Marco Borriello si sta togliendo diversi sassolini dalle scarpe nelle ultime stagioni. Una carriera quella dell’attaccante mancino, nella quale è stato costretto a lottare contro se stesso e la sua ‘personalità’ fuori dal campo. Nulla di più ingiusto. Quando si parla di Borriello si pensa subito a Belen Rodriguez, alla sua fama di sciupa femmine ed alle sue amicizie milanesi fatte di gossip e bella vita. Ma quanto fatto da Borriello al di fuori del terreno di gioco non ha mai inficiato il suo rendimento in campo. Sin dai tempi della Reggina, durante i quali il calciatore era accompagnato proprio da Belen, si pensava a commentare l’abbigliamento dell’argentina piuttosto che le sue prestazioni in campo.
Spesso Marco è stato etichettato in maniera assolutamente ingiusta, e qualcuno ha anche detto che in campo ‘trotterella’. Tutto ciò è falso ed infamante. E’ scorretto e fazioso analizzare un calciatore per quanto fatto nella sua vita privata, ed oggi abbiamo intenzione di analizzare il vero Borriello calciatore, parlando di dati ed avvenimenti prettamente calcistici.

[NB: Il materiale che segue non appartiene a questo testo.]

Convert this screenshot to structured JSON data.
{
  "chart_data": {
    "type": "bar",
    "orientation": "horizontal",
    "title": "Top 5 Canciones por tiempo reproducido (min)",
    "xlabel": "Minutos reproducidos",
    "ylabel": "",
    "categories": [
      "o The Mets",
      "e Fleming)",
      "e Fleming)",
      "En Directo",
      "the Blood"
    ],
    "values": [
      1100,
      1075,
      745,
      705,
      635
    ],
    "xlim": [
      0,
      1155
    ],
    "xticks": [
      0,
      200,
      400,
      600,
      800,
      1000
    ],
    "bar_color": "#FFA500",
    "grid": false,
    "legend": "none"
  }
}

Intanto diamo subito una ‘chicca’ che dovrebbe bastare da sola a mettere a tacere ogni sciocchezza sul suo conto. Stiamo parlando di un centravanti da 90 goal in Serie A: novanta! Il primo dato per poter giudicare un centravanti a nostro parere sono i goal messi a segno, ed i numeri di Borriello sono d’altissimo livello. Come detto 90 in Serie A, 109 in tutta la sua carriera. Tra questi vanno menzionati 5 acuti anche in Champions League. Borriello è stato capace anche di 32 assist per i compagni, non male per una punta.

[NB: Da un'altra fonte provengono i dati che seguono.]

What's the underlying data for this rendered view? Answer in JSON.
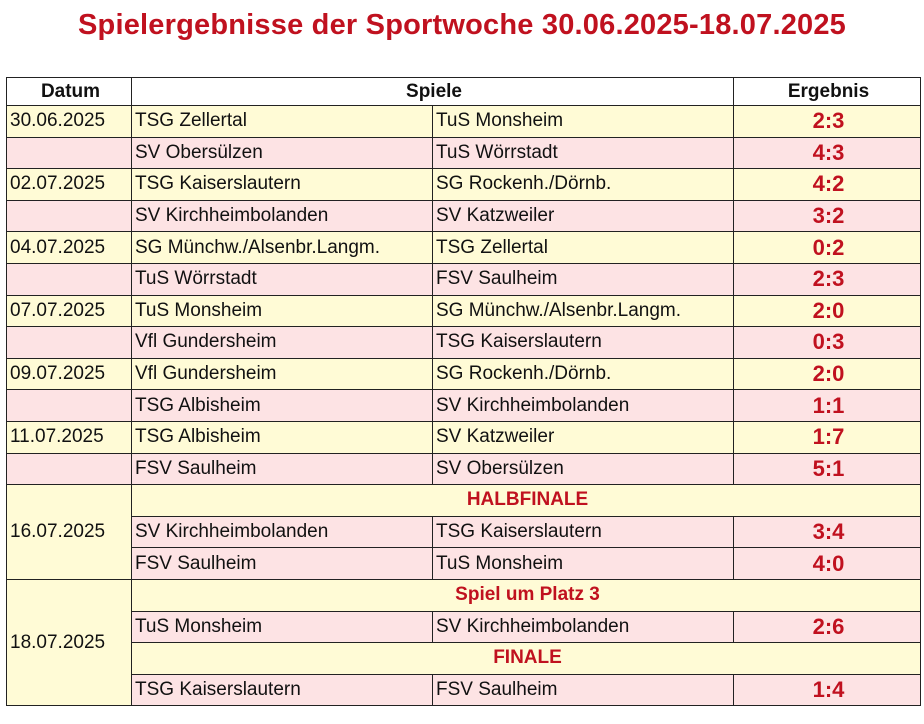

Questo per quanto concerne i meri dati statistici, ma c’è dell’altro. Borriello ha giocato in piazze davvero ricche di svaghi al di fuori del campo. Milano, Roma ed anche Torino, hanno fuorviato diversi calciatori nella loro storia. Mai nessuna società ha però avuto da lamentarsi in merito ai comportamenti di Borriello, esemplare dal punto di vista della professionalità ed anche dal punto di vista dei rapporti personali. Marco infatti ha cambiato diverse casacche nella sua carriera, andando via sempre tra gli applausi e restando ‘amico’ all’interno di tutti gli spogliatoi. Ottimo il suo rapporto con la bandiera della Roma Totti, ottimo anche quello con i milanisti e con i veterani dello spogliatoio della Juventus. Insomma, chi infanga il nome di Borriello probabilmente è poco informato. Le belle donne possono solo essere un plus per un ragazzo ed un calciatore davvero esemplare. Chapeau Marco.